II. If So Hap May Be
“Foxgloves” “If So Hap May Be” and “Lesson” from HONEY AND SALT by Carl Sandburg. Copyright © 1963 by Carl Sandburg and renewed 1991 by Margaret Sandburg, Helga Sandburg Crile and Janet Sandburg. Used by permission of Houghton Mifflin Harcourt Publishing Company. All rights reserved.
Your heart was handed over
to the foxgloves one hot summer afternoon.

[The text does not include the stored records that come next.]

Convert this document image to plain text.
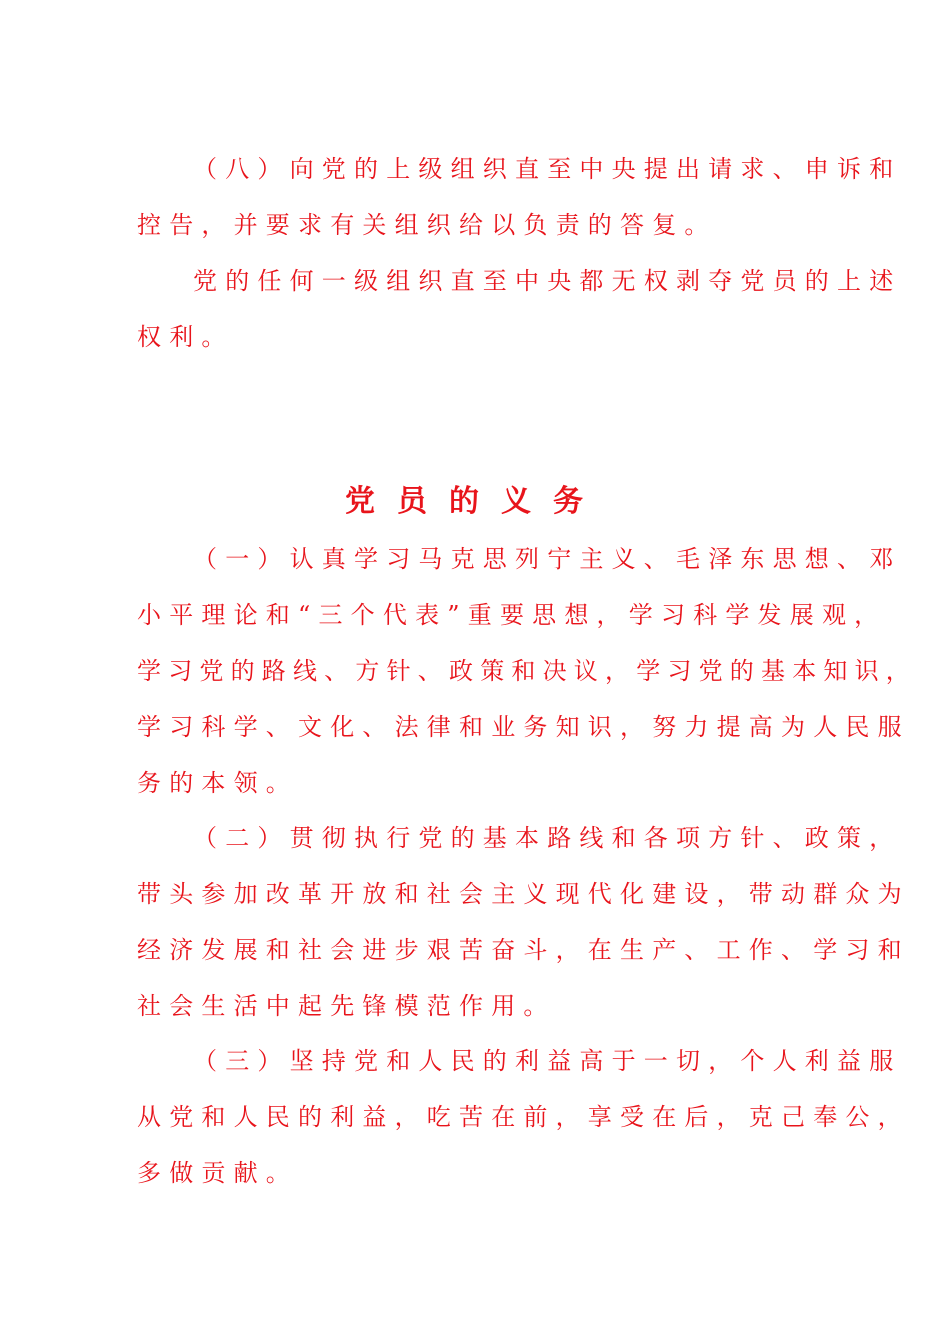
（八）向党的上级组织直至中央提出请求、申诉和
控告，并要求有关组织给以负责的答复。
党的任何一级组织直至中央都无权剥夺党员的上述
权利。
党员的义务
（一）认真学习马克思列宁主义、毛泽东思想、邓
小平理论和“三个代表”重要思想，学习科学发展观，
学习党的路线、方针、政策和决议，学习党的基本知识，
学习科学、文化、法律和业务知识，努力提高为人民服
务的本领。
（二）贯彻执行党的基本路线和各项方针、政策，
带头参加改革开放和社会主义现代化建设，带动群众为
经济发展和社会进步艰苦奋斗，在生产、工作、学习和
社会生活中起先锋模范作用。
（三）坚持党和人民的利益高于一切，个人利益服
从党和人民的利益，吃苦在前，享受在后，克己奉公，
多做贡献。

The snowsilk buds nodded and hung drowsy.
So the stalks believed
As they held those buds above.
In deep wells of white
The dark fox fingers go in these gloves.
In a slow fold of summer
Your heart was handed over in a curve
from bud to bloom.
If So Hap May Be
Be somber with those in smoke garments.
Laugh with those eating bitter weeds.
Burn your love with bold flame blossoms,
If so hap may be.
Leave him with a soft snowfall memory,
If so hap may be.
Never came winter stars more clear
yet the stars lost themselves
midnight came snow-wrought snow-blown
In early April the trees
end their winter waiting
with a creep of green on branches.
In early October the trees
listen for a wind crying,
for leaves whirling.
The face of the river by night
holds a scatter of stars
and the silence of summer blossoms
falling to the moving water
Come clean with a child heart.
Laugh as peaches in the summer wind.
Let rain on a house roof be a song.
Let the writing on your face
be a smell of apple orchards in late June.